1. Log in to your Databricks account.
2. Navigate to **Workspaces** and select the workspace you want to use.
3. Select **SQL** in the main navigation.
4. Select **SQL Warehouses** and select the warehouse you want to use. Note that Segment doesn't support the `Compute` connection parameters.
5. Go to the **Connection details** tab and **keep** this page open.
6. Open [your Segment workspace](https://app.segment.com/workspaces).
7. Navigate to **Connections > Sources** and select the **Reverse ETL** tab.
8. Click **+ Add Reverse ETL source**.
9. Select **Databricks** and click **Add Source**.

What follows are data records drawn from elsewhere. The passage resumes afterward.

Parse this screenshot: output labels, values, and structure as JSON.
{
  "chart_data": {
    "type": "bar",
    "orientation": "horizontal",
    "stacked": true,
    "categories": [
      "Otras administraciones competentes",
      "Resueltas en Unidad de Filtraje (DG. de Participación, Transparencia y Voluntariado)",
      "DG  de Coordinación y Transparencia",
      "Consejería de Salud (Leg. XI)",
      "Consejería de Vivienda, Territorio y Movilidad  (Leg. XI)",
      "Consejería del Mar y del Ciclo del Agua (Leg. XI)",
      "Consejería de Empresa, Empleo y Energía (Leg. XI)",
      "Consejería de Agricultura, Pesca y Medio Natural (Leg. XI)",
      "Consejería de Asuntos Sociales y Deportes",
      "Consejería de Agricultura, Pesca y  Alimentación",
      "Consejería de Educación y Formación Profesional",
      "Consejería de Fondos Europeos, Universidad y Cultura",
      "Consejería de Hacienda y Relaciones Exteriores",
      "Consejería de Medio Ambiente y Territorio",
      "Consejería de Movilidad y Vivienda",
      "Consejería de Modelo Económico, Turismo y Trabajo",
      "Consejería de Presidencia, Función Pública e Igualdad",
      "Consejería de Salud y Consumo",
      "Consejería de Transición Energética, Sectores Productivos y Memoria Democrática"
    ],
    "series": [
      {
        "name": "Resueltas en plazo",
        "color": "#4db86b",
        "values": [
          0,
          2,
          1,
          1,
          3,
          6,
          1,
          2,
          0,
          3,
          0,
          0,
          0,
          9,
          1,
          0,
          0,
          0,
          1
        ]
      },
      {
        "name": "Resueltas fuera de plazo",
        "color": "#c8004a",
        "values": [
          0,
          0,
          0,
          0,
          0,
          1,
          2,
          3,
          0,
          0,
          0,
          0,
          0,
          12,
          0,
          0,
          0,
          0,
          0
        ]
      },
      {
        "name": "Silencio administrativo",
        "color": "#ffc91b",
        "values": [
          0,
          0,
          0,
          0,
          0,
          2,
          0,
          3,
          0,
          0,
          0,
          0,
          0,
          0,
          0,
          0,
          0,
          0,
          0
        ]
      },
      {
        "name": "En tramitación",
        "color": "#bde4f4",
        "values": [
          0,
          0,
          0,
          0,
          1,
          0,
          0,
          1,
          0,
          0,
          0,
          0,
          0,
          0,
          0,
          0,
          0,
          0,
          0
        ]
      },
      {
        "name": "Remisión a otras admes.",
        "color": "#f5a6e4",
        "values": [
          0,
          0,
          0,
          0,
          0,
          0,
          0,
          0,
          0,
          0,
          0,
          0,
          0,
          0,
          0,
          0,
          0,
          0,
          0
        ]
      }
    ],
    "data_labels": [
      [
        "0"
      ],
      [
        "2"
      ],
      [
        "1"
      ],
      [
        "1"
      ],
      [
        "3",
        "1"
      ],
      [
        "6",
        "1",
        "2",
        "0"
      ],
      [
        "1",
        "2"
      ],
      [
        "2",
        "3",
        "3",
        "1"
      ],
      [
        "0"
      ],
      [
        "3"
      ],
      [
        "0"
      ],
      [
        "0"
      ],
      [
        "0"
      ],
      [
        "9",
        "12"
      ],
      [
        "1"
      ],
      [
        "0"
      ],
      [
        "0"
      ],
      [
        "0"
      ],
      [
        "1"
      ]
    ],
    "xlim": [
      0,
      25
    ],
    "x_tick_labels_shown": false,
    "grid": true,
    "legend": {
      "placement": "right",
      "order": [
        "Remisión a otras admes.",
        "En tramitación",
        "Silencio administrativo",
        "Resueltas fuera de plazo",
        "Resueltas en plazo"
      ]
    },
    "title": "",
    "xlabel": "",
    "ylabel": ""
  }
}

10. Enter the configuration setting for your Databricks source based on information from step 5:
    * Hostname: `adb-xxxxxxx.azuredatabricks.net`
    * Http Path: `/sql/1.0/warehouses/xxxxxxxxx`
    * Port: `443` (default)
    * Service principal client ID: `<your client ID>`
    * OAuth secret: `<OAuth secret used during connection>`
    * Catalog \[optional]: If not specified, Segment will use the default catalog
11. Click **Test Connection** to see if the connection works. If the connection fails, make sure you have the right permissions and credentials, then try again.

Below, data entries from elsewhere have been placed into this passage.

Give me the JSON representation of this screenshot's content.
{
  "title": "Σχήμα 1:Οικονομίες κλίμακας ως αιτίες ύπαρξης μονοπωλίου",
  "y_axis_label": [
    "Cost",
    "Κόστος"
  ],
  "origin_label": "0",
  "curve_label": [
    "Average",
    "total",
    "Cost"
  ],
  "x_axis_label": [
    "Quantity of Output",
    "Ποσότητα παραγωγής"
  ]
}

12. Click **Add source** if the test connection is successful.

> \[!WARNING]
>
> Segment previously supported token-based authentication, but now uses OAuth (M2M) authentication at the recommendation of Databricks.

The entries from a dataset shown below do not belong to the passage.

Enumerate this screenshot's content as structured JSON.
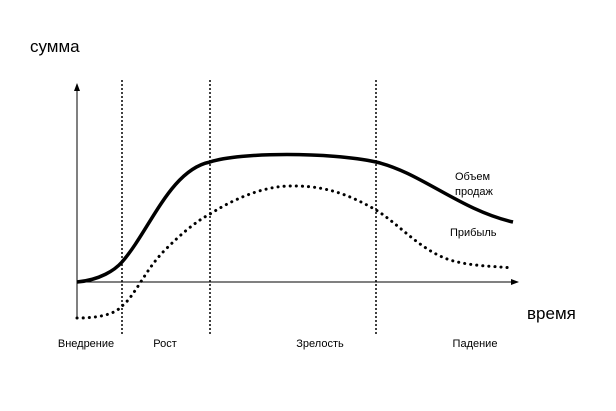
{
  "diagram": {
    "y_axis_label": "сумма",
    "x_axis_label": "время",
    "stages": [
      "Внедрение",
      "Рост",
      "Зрелость",
      "Падение"
    ],
    "curves": [
      {
        "label_lines": [
          "Объем",
          "продаж"
        ]
      },
      {
        "label_lines": [
          "Прибыль"
        ]
      }
    ]
  }
}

> If you previously set up your source using token-based authentication, Segment will continue to support it. If you want to create a new source or update the connection settings of an existing source, Segment only supports [OAuth machine-to-machine (M2M) authentication](https://docs.databricks.com/en/dev-tools/auth/oauth-m2m.html).

After you've successfully added your Databricks source, [add a model](/docs/segment/connections/reverse-etl/setup/#step-2-add-a-model) and follow the rest of the steps in the Reverse ETL setup guide.